Şimdi, Çoklu Silahlı Haydut Probleminin neden bu kadar büyük önem taşıdığını merak edebilirsiniz. Gerçek şu ki, çok kollu haydut sorunları gerçek dünyada her yerde bulunuyor ve hem günlük hayatımıza hem de iş ortamlarımıza nüfuz ediyor.

Kişisel yaşamınızda karşılaştığınız seçimleri düşünün. Örneğin, bir Cuma gecesi en sevdiğiniz restoranı tekrar ziyaret edip etmeyeceğinize karar vermek veya daha önce deneyimlemediğiniz yeni bir restoranı keşfetmek. Benzer şekilde, birden fazla merak uyandıran TV dizisinin akış için mevcut olduğunu ancak bunları izlemek için sınırlı boş zamanınız olduğunu hayal edin. Zamanınızı hangi diziye ayıracağınızı nasıl belirlersiniz?

Thompson Örnekleme, Çok Silahlı Haydut Problemindeki keşif-sömürü ikilemini ele almak için kullanılan popüler bir algoritmadır. Bayesci çıkarımdan yararlanarak keşif ve kullanımı dengelemek için ilkeli bir yaklaşım sağlar.

Thompson Sampling'in arkasındaki ana fikir, haydut problemindeki her bir seçeneğin (kolun) gerçek altta yatan ödül olasılıkları hakkında bir inanç veya olasılık dağılımı sürdürmektir. Bu inanç, kollarla önceki etkileşimlerden elde edilen gözlemlenen ödüllere dayalı olarak güncellenir.

Thompson Sampling, karar vermede olasılıksal bir yaklaşım benimsiyor. Kesin olarak en yüksek ödüle (sömürü) sahip kolu seçmek veya kolları rastgele keşfetmek yerine, keşif ve sömürüyü dengeleyecek şekilde inanç dağılımından bir kolu örnekler.

Thompson Örnekleme algoritmasının adımlarını inceleyelim:

  1. Başlatma: Her kol için inanç dağılımını başlatarak başlayın. Bu dağılım, her bir kolun gerçek ödül olasılığı hakkındaki belirsizliği temsil eder. Tipik olarak, haydut problemlerinde ödülleri modellemek için yaygın olarak kullanılan binom dağılımına eşlenik olduğundan, önceki dağıtım olarak bir Beta dağılımı kullanılır.

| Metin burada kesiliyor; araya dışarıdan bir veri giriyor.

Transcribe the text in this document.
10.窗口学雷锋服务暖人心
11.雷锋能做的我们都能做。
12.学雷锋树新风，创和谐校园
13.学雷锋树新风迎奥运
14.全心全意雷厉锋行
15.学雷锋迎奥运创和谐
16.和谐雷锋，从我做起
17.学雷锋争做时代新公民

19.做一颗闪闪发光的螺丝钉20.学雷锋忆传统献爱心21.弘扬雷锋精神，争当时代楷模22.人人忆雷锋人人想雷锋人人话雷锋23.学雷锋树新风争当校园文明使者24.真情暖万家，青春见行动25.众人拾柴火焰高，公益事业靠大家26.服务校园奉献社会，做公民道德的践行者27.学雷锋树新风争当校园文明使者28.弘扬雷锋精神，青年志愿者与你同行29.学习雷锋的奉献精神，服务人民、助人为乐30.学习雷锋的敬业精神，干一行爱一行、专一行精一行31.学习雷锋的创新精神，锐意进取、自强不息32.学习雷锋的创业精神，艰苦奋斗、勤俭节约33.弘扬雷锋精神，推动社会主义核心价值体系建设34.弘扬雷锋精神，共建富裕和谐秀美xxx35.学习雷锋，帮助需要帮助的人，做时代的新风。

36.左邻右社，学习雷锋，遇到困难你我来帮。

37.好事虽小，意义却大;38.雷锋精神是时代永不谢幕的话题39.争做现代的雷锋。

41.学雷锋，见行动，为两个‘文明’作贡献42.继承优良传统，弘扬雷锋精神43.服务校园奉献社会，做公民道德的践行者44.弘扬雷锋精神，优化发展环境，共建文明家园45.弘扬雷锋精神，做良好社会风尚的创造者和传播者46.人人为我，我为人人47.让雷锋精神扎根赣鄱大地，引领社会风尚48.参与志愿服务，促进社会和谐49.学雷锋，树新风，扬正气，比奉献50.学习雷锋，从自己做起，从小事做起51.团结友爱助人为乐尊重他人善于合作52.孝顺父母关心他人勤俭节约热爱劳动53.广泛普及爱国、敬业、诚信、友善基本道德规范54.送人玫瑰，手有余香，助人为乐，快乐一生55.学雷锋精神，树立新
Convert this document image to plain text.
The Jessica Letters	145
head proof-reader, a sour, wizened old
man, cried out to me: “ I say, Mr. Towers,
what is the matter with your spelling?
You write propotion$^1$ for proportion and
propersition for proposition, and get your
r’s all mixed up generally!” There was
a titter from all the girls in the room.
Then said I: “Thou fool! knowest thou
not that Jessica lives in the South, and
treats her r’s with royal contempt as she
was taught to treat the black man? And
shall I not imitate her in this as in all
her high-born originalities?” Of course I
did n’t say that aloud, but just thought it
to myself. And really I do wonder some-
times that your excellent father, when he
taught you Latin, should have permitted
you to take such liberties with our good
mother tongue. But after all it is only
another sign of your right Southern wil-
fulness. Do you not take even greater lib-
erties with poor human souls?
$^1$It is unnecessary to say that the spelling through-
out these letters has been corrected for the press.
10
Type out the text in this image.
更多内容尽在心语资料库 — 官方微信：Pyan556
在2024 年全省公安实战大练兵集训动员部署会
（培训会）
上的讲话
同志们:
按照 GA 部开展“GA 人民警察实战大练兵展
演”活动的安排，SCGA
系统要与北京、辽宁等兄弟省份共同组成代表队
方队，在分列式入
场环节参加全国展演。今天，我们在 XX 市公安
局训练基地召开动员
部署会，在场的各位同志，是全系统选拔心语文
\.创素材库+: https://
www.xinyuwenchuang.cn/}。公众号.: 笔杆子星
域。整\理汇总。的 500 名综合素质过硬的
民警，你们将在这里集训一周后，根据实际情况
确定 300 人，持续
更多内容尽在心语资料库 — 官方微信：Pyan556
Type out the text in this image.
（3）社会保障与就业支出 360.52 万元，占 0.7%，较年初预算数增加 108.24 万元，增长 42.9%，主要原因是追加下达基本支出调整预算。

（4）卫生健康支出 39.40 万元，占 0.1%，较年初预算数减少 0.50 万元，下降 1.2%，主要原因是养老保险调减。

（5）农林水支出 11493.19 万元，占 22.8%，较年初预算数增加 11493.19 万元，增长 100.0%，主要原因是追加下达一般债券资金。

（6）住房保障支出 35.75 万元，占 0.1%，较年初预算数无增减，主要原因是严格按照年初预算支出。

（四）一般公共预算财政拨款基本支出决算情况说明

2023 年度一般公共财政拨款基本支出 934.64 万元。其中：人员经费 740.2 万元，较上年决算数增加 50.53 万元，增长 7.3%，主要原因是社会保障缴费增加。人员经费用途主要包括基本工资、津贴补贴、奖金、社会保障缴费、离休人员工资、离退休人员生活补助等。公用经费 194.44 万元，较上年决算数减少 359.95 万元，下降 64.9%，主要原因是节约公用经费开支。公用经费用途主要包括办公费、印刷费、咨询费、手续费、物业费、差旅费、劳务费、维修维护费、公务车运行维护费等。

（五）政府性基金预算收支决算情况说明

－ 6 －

  2. Örnekleme: Her etkileşim turu için, her bir kol için inanç dağılımından bir ödül olasılığını örnekleyin. Bu adım, ödül olasılıklarında daha yüksek belirsizliğe sahip kolları dikkate alarak keşif yapmayı içerir.

  3. Seçim: En yüksek örneklenmiş ödül olasılığına sahip kolu seçin. Bu adım, inanç dağılımına dayalı olarak daha yüksek beklenen ödüllere sahip olması muhtemel silahları tercih ederek sömürü içerir.

  4. Güncelleme: Seçilen koldaki ödülü gözlemleyin ve Bayes çıkarımına dayalı olarak o kol için inanç dağılımını güncelleyin. Bu adım, önceki dağılımı ve gözlemlenen ödülü kullanarak sonsal dağılımı günceller.

Tekrar tekrar örnekleme, seçme ve güncelleme yoluyla Thompson Sampling, inanç dağılımını gözlemlenen ödüllere göre uyarlar ve silah seçimini zaman içinde kademeli olarak geliştirir.

Thompson Sampling'in çeşitli uygulamalarda keşif-sömürü ikilemini çözmek için etkili bir algoritma olduğu kanıtlanmıştır. Çevrimiçi reklamcılıkta, klinik deneylerde, öneri sistemlerinde ve belirsizlik altında sıralı karar vermenin söz konusu olduğu diğer birçok alanda yaygın olarak kullanılmaktadır.

Thompson Sampling'in en önemli avantajlarından biri basitliği ve uygulama kolaylığıdır. Algoritma, karmaşık hesaplamalar veya hiperparametrelerin ayarlanmasını gerektirmediğinden, onu birçok gerçek dünya senaryosunda pratik bir seçim haline getirir.

Sonuç olarak, Thompson Örnekleme, Bayesçi çıkarsama yoluyla keşif ve sömürüyü dengeleyerek Çok Silahlı Haydut Problemine zarif bir çözüm sunuyor. Değişen ödül olasılıklarına uyum sağlama yeteneği ve geniş uygulanabilirliği, onu takviyeli öğrenme ve karar vermede değerli bir araç haline getirir.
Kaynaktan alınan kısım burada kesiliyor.